Cat's PhD thesis explores lyric materiality and the processes whereby we become subjects of lyric poems. She pursues these by way of voice which reveals the uncanny yet integral aspects of poetry and in particular lyric poetry. The robot is central to her thesis; it functions as the tropic key to our lyric materialisation and as a vocal figure which makes a new and uncanny listening to poems possible. Her central premise is that lyric voice can be heard in the way we hear robot voices, as uncanny and indeterminate in the ways specific to the robot as a cultural icon. Such a listening revolves around an interplay of sounding and silence, presence and absence. This does not annihilate the traces of the human in poetry, instead it returns the human to us, unfamiliar but perhaps more human than before.

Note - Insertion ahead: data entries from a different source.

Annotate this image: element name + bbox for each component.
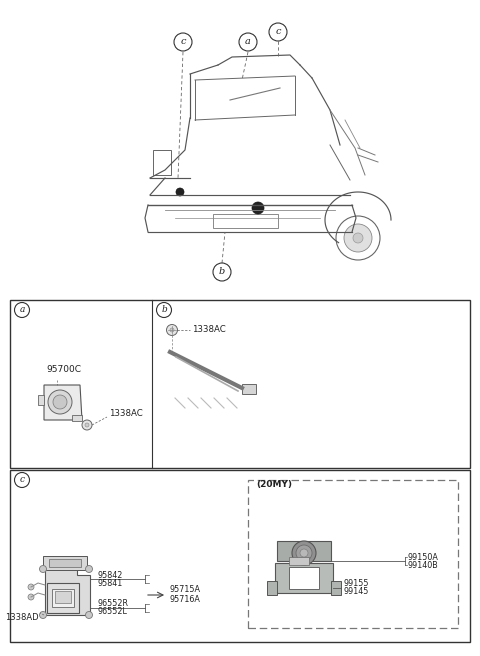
Circle shape [53,395,67,409]
Circle shape [292,541,316,565]
Text: 99155: 99155 [343,579,369,588]
Bar [49,559,81,567]
Text: a: a [245,37,251,47]
Circle shape [344,224,372,252]
Circle shape [28,594,34,600]
Circle shape [85,611,93,619]
Circle shape [82,420,92,430]
Bar [55,591,71,603]
Text: 95841: 95841 [97,579,122,588]
Text: b: b [161,306,167,314]
Circle shape [14,472,29,487]
Bar [331,581,341,595]
Circle shape [48,390,72,414]
Bar [153,150,171,175]
Circle shape [39,611,47,619]
Bar [10,470,470,642]
Text: c: c [180,37,186,47]
Bar [275,563,333,593]
Circle shape [28,584,34,590]
Text: a: a [19,306,24,314]
Circle shape [85,565,93,573]
Circle shape [167,325,178,335]
Circle shape [269,23,287,41]
Circle shape [296,545,312,561]
Text: 99145: 99145 [343,588,368,596]
Text: 99150A: 99150A [408,552,439,562]
Circle shape [39,565,47,573]
Circle shape [170,328,174,332]
Circle shape [336,216,380,260]
Circle shape [85,423,89,427]
Text: (20MY): (20MY) [256,480,292,489]
Bar [52,589,74,607]
Text: 96552L: 96552L [97,607,127,617]
Circle shape [252,202,264,214]
Text: 95842: 95842 [97,571,122,579]
Text: 95716A: 95716A [169,596,200,604]
Circle shape [300,549,308,557]
Circle shape [176,188,184,196]
Polygon shape [45,567,90,615]
Text: 96552R: 96552R [97,600,128,609]
Text: 1338AC: 1338AC [192,325,226,335]
Text: 1338AC: 1338AC [109,409,143,419]
Polygon shape [44,385,82,420]
Bar [72,415,82,421]
Text: c: c [20,476,24,485]
Bar [38,395,44,405]
Circle shape [156,302,171,318]
Text: 1338AD: 1338AD [5,613,38,621]
Text: 95715A: 95715A [169,586,200,594]
Bar [267,581,277,595]
Bar [213,214,278,228]
Text: c: c [275,28,281,37]
Circle shape [14,302,29,318]
Bar [289,567,319,589]
Bar [10,300,470,468]
Text: 99140B: 99140B [408,560,439,569]
Circle shape [353,233,363,243]
Circle shape [239,33,257,51]
Bar [277,541,331,561]
Bar [289,557,309,565]
Text: b: b [219,268,225,276]
Bar [242,384,256,394]
Circle shape [213,263,231,281]
Circle shape [174,33,192,51]
Bar [47,583,79,613]
Bar [248,480,458,628]
Text: 95700C: 95700C [46,365,81,375]
Bar [43,556,87,570]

In 2016 Cat presented her research to the MSA 18 conference in Pasadena, CA. In 2017 she presented as part of her CHASE funded placement with the University of Otago, where she also taught a seminar series Poetry: Theory to Practice.
Cat Woodward is an experienced creative writing teacher, she has worked with adults, young adults and children. She has taught with The Poetry School, The National Centre for Writing, The University of East Anglia, The University of Otago, and Volume Books (NZ Best Bookshop 2018).
She is also an experienced teacher of English Literature.
Conceptualism, post-humanism and so forth are radical in the same way that contemporary capitalism is radical. And, you know, that's fine. I'm not going to slag off capitalist artists, I'm not particularly bothered about them. If I've got a choice between writing a polemic against Kenny Goldsmith or George Osborne, obviously I'm going to go after Osborne.